Día 13 - Las piscinas públicas


Por aquí no hay playa y los ríos no son siempre aptos para baños. En Frirburgo el agua solo nos llegaba a las rodillas, en la Selva Negra el Rihn tenía demasiadas algas y ahora el Danubio no está excesivamente limpio. Ellos son muy aficcionados al kayak pero para combatir los días de calor su solución son las piscinas públicas. Las hay en practicamente todos los pueblos (por muy pequeños que sean) y parece que hay una competición para saber quién tiene la más espectacular.

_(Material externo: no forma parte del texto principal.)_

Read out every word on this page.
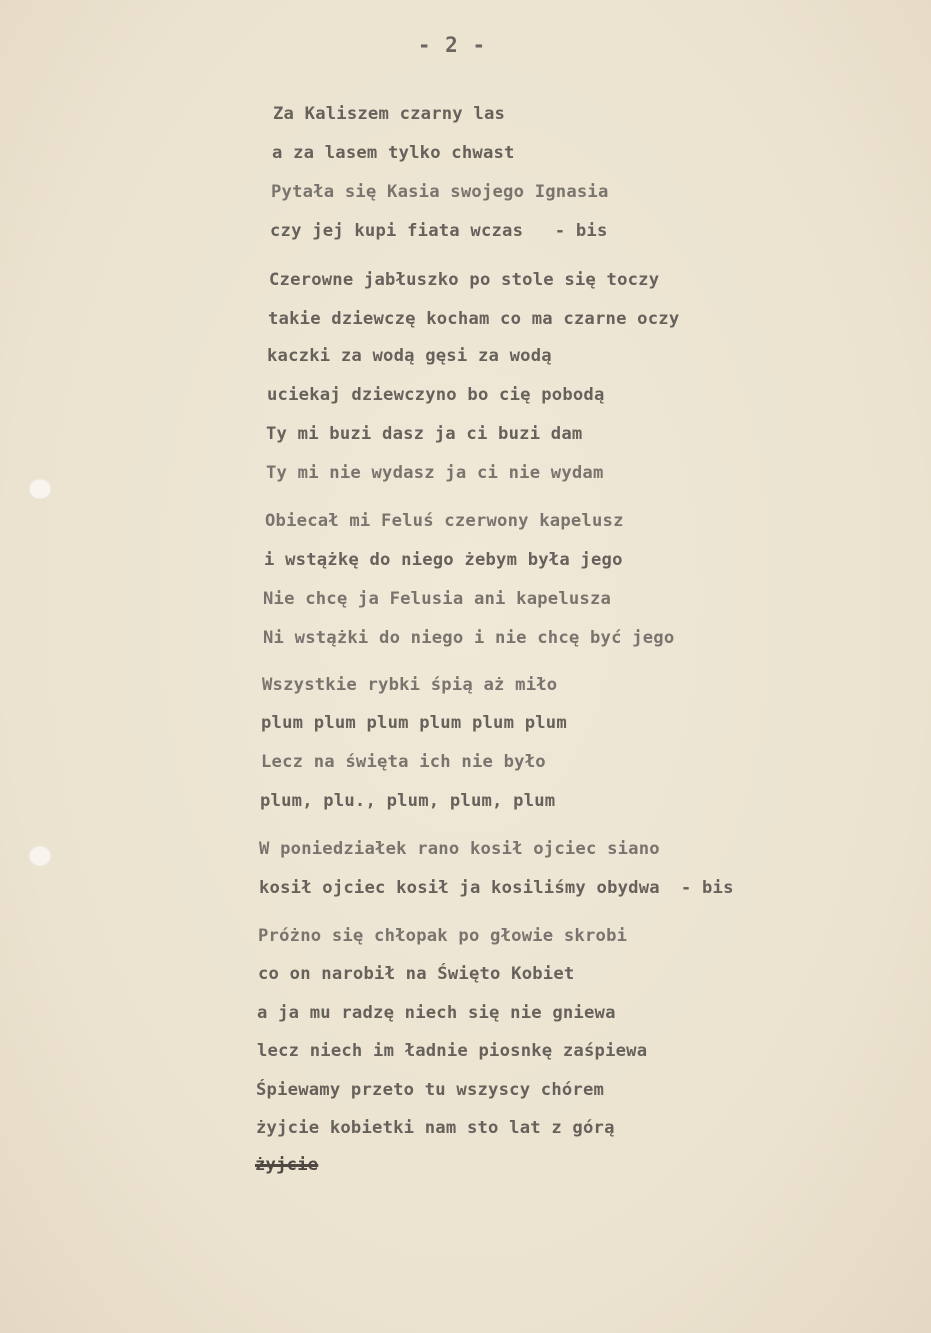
- 2 -
Za Kaliszem czarny las
a za lasem tylko chwast
Pytała się Kasia swojego Ignasia
czy jej kupi fiata wczas   - bis
Czerowne jabłuszko po stole się toczy
takie dziewczę kocham co ma czarne oczy
kaczki za wodą gęsi za wodą
uciekaj dziewczyno bo cię pobodą
Ty mi buzi dasz ja ci buzi dam
Ty mi nie wydasz ja ci nie wydam
Obiecał mi Feluś czerwony kapelusz
i wstążkę do niego żebym była jego
Nie chcę ja Felusia ani kapelusza
Ni wstążki do niego i nie chcę być jego
Wszystkie rybki śpią aż miło
plum plum plum plum plum plum
Lecz na święta ich nie było
plum, plu., plum, plum, plum
W poniedziałek rano kosił ojciec siano
kosił ojciec kosił ja kosiliśmy obydwa  - bis
Próżno się chłopak po głowie skrobi
co on narobił na Święto Kobiet
a ja mu radzę niech się nie gniewa
lecz niech im ładnie piosnkę zaśpiewa
Śpiewamy przeto tu wszyscy chórem
żyjcie kobietki nam sto lat z górą
żyjcie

Que si toboganes, trampolines, bares o flotadores. Al principio hasta pensamos que eran parques acuáticos pero no, son públicas y valen unos 4 euros el día.
Yo llevaba días diciendo que quería ir a una y aprovechamos otra tarde de 38 grados para hacerlo. Que chulada!
La entrada nos valió 3,10. Además de la piscina, en el recinto habia un bar, mucho césped con sombras, un campo de fútbol, una piscina para niños y... Un tobogán!
Al principio nos dió verguenza ir porque solo iban niños pequeños pero cuando nos acercamos no pudimos resistir. Repetimos varias veces y Millán casi ahoga a una niña. 
Y creíamos que el día no podía acabar mejor cuando descubrimos que nuestro camping ERA un Biergarten. Vamos, que cuando llegamos por la noche vimos como nuestro camping tenía el bar con más ambiente de la ciudad. Así que nos tomamos otra cerveza y luego, a casa, es decir, a la tienda, que estaba a 20 metros del bar. Qué maravilla!